発育期のサッカーにおけるスポーツ外傷・障害⑧
- シンスプリント(shinsplints、疲労性骨膜炎、過労性脛部痛、脛骨内側痛症候群)-

 シンスプリントは臨床的には「運動時及び運動後に、下腿の中下1/3の脛骨(スネの骨)内側部に慢性的な疼痛と圧痛があるもの」とされています。このように、スポーツによる慢性の下腿の痛みをシンスプリントと呼んでいましたが、脛骨の骨膜の炎症、下腿骨の疲労骨折、コンパートメント症候群という病態の異なったものを含み、きちんと鑑別診断する必要があり、米国では脛骨内側痛症候群と呼ばれるようになってきています。
 シンスプリントは脛骨の後面に沿って付着し、爪先や足先を動かす後脛骨筋やヒラメ筋の付着部が刺激されて、骨膜炎を引き起こすと考えられています。脛骨の内側に沿って圧痛があり、足関節や足指を底屈したり、足部の回内で痛みがあります。また、下腿部の骨間膜が刺激されて深部の痛みとなることもあります。

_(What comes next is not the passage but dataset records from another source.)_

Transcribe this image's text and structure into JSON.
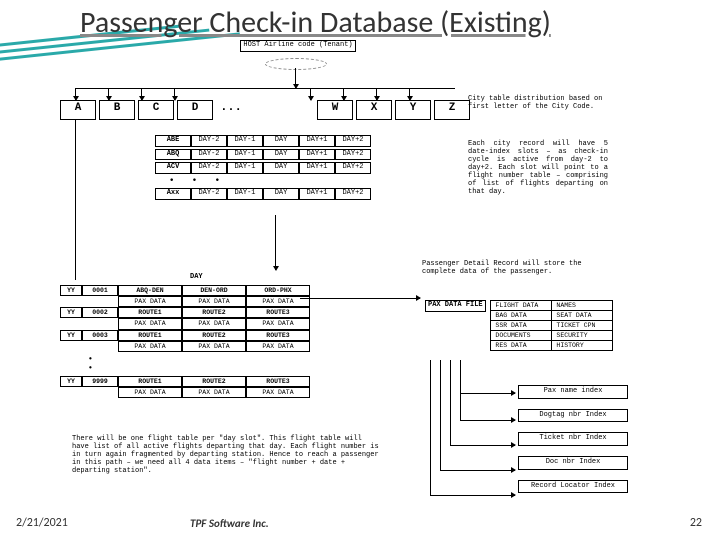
{
  "title": "Passenger Check-in Database (Existing)",
  "footer": {
    "date": "2/21/2021",
    "company": "TPF Software Inc.",
    "page": "22"
  },
  "host_label": "HOST Airline code\n(Tenant)",
  "letters": [
    "A",
    "B",
    "C",
    "D",
    "...",
    "W",
    "X",
    "Y",
    "Z"
  ],
  "annotations": {
    "a1": "City table distribution based on first letter of the City Code.",
    "a2": "Each city record will have 5 date-index slots – as check-in cycle is active from day-2 to day+2. Each slot will point to a flight number table – comprising of list of flights departing on that day.",
    "a3": "Passenger Detail Record will store the complete data of the passenger.",
    "a4": "There will be one flight table per \"day slot\". This flight table will have list of all active flights departing that day. Each flight number is in turn again fragmented by departing station. Hence to reach a passenger in this path – we need all 4 data items – \"flight number + date + departing station\"."
  },
  "day_cols": [
    "DAY-2",
    "DAY-1",
    "DAY",
    "DAY+1",
    "DAY+2"
  ],
  "cities": [
    "ABE",
    "ABQ",
    "ACV",
    "Axx"
  ],
  "flight_hdr": "DAY",
  "flights": [
    {
      "yy": "YY",
      "num": "0001",
      "r": [
        "ABQ-DEN",
        "DEN-ORD",
        "ORD-PHX"
      ],
      "p": "PAX DATA"
    },
    {
      "yy": "YY",
      "num": "0002",
      "r": [
        "ROUTE1",
        "ROUTE2",
        "ROUTE3"
      ],
      "p": "PAX DATA"
    },
    {
      "yy": "YY",
      "num": "0003",
      "r": [
        "ROUTE1",
        "ROUTE2",
        "ROUTE3"
      ],
      "p": "PAX DATA"
    },
    {
      "yy": "YY",
      "num": "9999",
      "r": [
        "ROUTE1",
        "ROUTE2",
        "ROUTE3"
      ],
      "p": "PAX DATA"
    }
  ],
  "pax_file_label": "PAX DATA FILE",
  "pax_file_rows": [
    [
      "FLIGHT DATA",
      "NAMES"
    ],
    [
      "BAG DATA",
      "SEAT DATA"
    ],
    [
      "SSR DATA",
      "TICKET CPN"
    ],
    [
      "DOCUMENTS",
      "SECURITY"
    ],
    [
      "RES DATA",
      "HISTORY"
    ]
  ],
  "indexes": [
    "Pax name index",
    "Dogtag nbr Index",
    "Ticket nbr Index",
    "Doc nbr Index",
    "Record Locator Index"
  ]
}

 シンスプリントの原因は使いすぎによるもので、特に、成長期の脛骨や筋肉は、自分の筋肉の能力以上に使いすぎて、強い繰り返しのストレスに耐えられずに起こります。また、走り方が悪かったり、爪先が外や内を向いたりして、スネの骨がずれて使われることも原因となります(表1)。季節的には5、6月に多く、合宿後などの練習量が急に増えた時などにもよくみられ、「初心者病」とも言われています。
 X線像では、特異的な所見はないとされていますが、骨皮質の肥厚がみられることもあります。また、骨シンチグラムでは骨皮膜に沿って線状の集積像がみられます。
 ほとんどが使いすぎや疲労からくるものなので、完全休養が必要です。一般に予後は良好ですが、扁平足や足の過回内に起因する場合は再発を繰り返すので、アーチサポートやヒールパッド、内側楔状足底板などが用いられます。また、下腿筋のアイスマッサージやストレッチングなどを行います。その場片足飛びで痛みがなくなったら、早歩きから軽いジョギングを芝生や土などの柔らかいところから徐々に始め、足関節周囲の筋力強化とストレッチングを行います。